Tylor knows that what he calls progress is mixed and uneven. This is because he thinks that so-called primitive and so-called civilized cultures are connected as higher and lower stages of one single human formation (vol. I, pp.1, 28-9, 37). I do not understand critical readings of Tylor that assert that he looked down on “lower cultures.” What we will see in later chapters is the vitality of the myth and religion of so-called primitive cultures carries over into so-called higher cultures, the latter being just as much a part of nature as the former (vol. I, p.2). According to Tylor, it is only when one does not see lines of connection across cultures that one sees only arbitrariness and stupidity in “primitive culture” (vol.
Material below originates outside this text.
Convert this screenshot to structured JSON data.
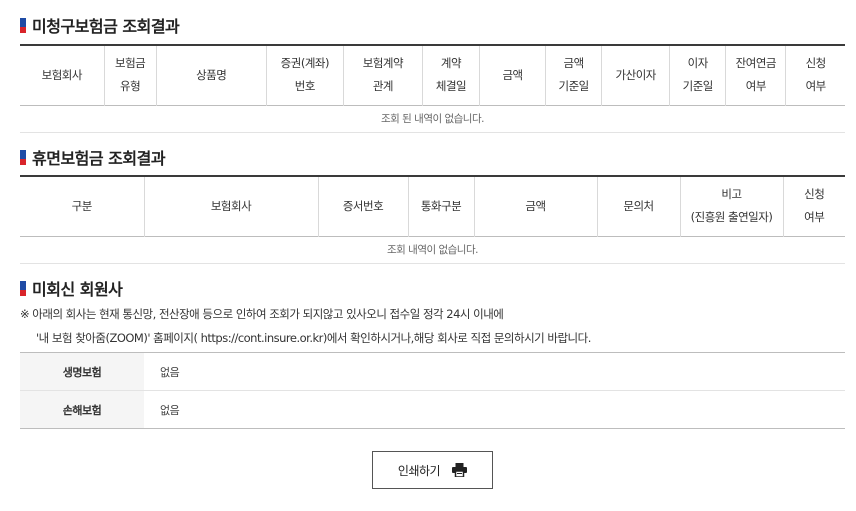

I, pp.19, 23).
Key to Tylor’s understanding of culture is the idea of cultural “survivals.” These survivals are “processes, customs, opinions, and so forth, which have carried on by force of habit into a new state of society.” They stand as “proofs and “examples” of “an older condition of culture out which a newer one has been evolved.” Examples include everyday things like old technologies and styles and other aesthetic forms, popular sayings, games of chance, divination, etc.. They include also and especially things like myth and religion. Not restricted to superstitions, survivals reflect in new-world forms” “the serious business of ancient society” and matters of “serious belief” (vol. I, p.16). Tylor’s understanding of culture is one that takes note of the “modes of connexion” that “bind together the complex network of civilization” (vol. I, p.17).
Tylor tries to correct for European bias even as he carries it forward. In this, his thinking about culture represents a liberal and broadminded form of anti-racist racism or racist anti-racism. The human race, on the one hand, constitutes a homogenous and undifferentiated whole placed, on the other hand, at different grades of civilization. Tylor will continually encourage his readers to adopt a “broad” view of culture, and, with it, a broad view of religion. A sympathetic scholar, Tylor pulls together missionary accounts of so-called contemporary “savage tribes” while rejecting with open contempt the “unappreciating hated and ridicule” lavished in “narrow hostile zeal” against systems such as Brahminism, Buddhism, Zoroastrianism, which are “consistent and logical” to a “high degree” (vol. I, p.22). Tylor is limited to to the view that culture “develops” and gets better over time. At the same time, he could recognize that “the white invader and colonist,” whose culture Tylor assumed to be “morally superior” to the culture of the peoples he “improves or destroys,” represents his own culture very poorly. In the same critical vein, Tylor understood that modern slavery is incomparably more brutal, that the relations between the sexes are less free as is modern governance than is the case among so-called “savages” (vol. I, p.29).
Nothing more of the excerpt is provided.